Except it isn't, not really. We put humans in charge of enforcing these rules and boundaries and clearly defined terms, and humans are stupid and full of hubris and generally ineffective when it comes to most things. Jerry Layne is one such human. Jerry Layne probably did his best tonight and Jerry Lane's best was inadequate. It seems to be the year of bashing umpires, which would be unseemly if it weren't so justified, and tonight's game didn't help matters one bit. The interference malarkey in the fourth inning seems opaque enough that I'll leave it be, but the called ball four in the bottom of the seventh was crystal clear bullshit. It's way too simple to reduce an entire baseball game to one single pitch, but it feels good so watch me do it anyway. The sixth pitch Charlie Furbush threw to Brett Gardner in the bottom of the seventh inning was a strike. The count was full at that point and Gardner should have been called out but he was not. The pitch was a breaking ball thrown from a funky left-handed arm slot towards a funky left-handed batter that looked inside at first but then tailed towards the center of the plate, and so it's almost understandable how the umpire may have missed it until you realize that he's a professional and that he's no doubt experienced the exact same situation countless times in his long and ascendent career as judge of thrown baseballs. Gardner would later score on a Robinson Cano double and the Yankees would make good use of their extra out, using it to plate the go-ahead run on a sacrifice fly. The inning could and probably would have gone any different number of ways had Gardner rightfully been called out, but we're only left with what did happen and the simple depressing math of Gardner's unearned involvement.
This recap was supposed to go differently. It was supposed to be about Felix Hernandez and his continued dominance against the Yankees in their home stadium. But there was a weird collision at first base that seemed to give Felix pause, and later a ground ball fielded and thrown to second that left him shaking his leg in discomfort. The post game explanation of why Felix was pulled after six innings and 97 was a stiff back. Wedge didn't want to take any chances and despite my disappointment, I can't say I blame him. Up to that point, Felix had masterfully pitched around weirdness all game. In the third, a strikeout on a wild pitch lead to a throwing error by Kelly Shoppach and the lead-off runner on second. The runner advanced to third on a ground out and Brett Gardner came to the plate. Given the situation, Felix was obviously pitching for a strikeout, and Garnder, he of the 90% career contract rate, is no easy batter to strikeout. He went down looking anyway. Robinson Cano followed, swinging through strike three and Felix cleanly exited a jam he had little hand in creating.

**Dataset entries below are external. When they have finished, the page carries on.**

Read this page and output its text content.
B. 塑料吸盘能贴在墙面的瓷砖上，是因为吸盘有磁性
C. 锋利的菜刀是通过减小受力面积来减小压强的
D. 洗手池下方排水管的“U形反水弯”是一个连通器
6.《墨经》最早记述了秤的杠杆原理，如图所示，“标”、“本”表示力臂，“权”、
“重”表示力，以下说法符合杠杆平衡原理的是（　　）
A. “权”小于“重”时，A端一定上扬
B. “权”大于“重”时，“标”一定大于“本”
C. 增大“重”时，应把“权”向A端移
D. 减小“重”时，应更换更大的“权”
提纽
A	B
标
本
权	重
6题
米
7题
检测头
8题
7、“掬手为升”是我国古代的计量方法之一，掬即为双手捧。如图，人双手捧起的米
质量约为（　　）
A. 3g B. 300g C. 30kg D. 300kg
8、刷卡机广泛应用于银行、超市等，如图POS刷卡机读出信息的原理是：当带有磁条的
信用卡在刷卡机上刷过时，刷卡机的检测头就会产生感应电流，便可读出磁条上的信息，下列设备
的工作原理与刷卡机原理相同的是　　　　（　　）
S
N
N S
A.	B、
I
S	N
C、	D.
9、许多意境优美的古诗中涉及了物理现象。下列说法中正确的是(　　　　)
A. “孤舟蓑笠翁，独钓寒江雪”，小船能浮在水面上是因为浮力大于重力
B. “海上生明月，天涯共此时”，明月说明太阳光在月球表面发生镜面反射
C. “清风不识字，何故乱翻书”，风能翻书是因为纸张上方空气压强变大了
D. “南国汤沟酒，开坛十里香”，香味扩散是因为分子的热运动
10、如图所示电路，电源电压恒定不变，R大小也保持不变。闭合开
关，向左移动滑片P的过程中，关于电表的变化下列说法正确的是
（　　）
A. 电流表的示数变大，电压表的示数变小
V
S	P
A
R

In the fourth inning, after that strange bit of interference, with two runners on, Felix responded once again with two consecutive strikeouts to end the inning. His final line was 6 innings, 5 hits, 1 run, 2 walks, and 8 Ks. This recap was supposed to go differently.
- Throughout the game, on multiple occasions, Dave Sims seemed to relish the opportunity to refer to CC Sabathia as "Carsten Charles." I can understand the impulse.
- Raul Ibanez was in the lineup today against a dominant left-handed pitcher, drawing the ire of just about the entire baseballing internet, and rightfully so. He hit a two-run home run in the sixth inning to give the Mariners a 3-1 lead. Because baseball is hilarious and terrible and amazing.
- At least Carter Capps was good.
- There is also the matter of the final called strike of the game but I really just don't even have the energy. Thanks to Logan for the GIF.
- Dave Sims, again: "Now that is a New York squirrel! Hey, what up?"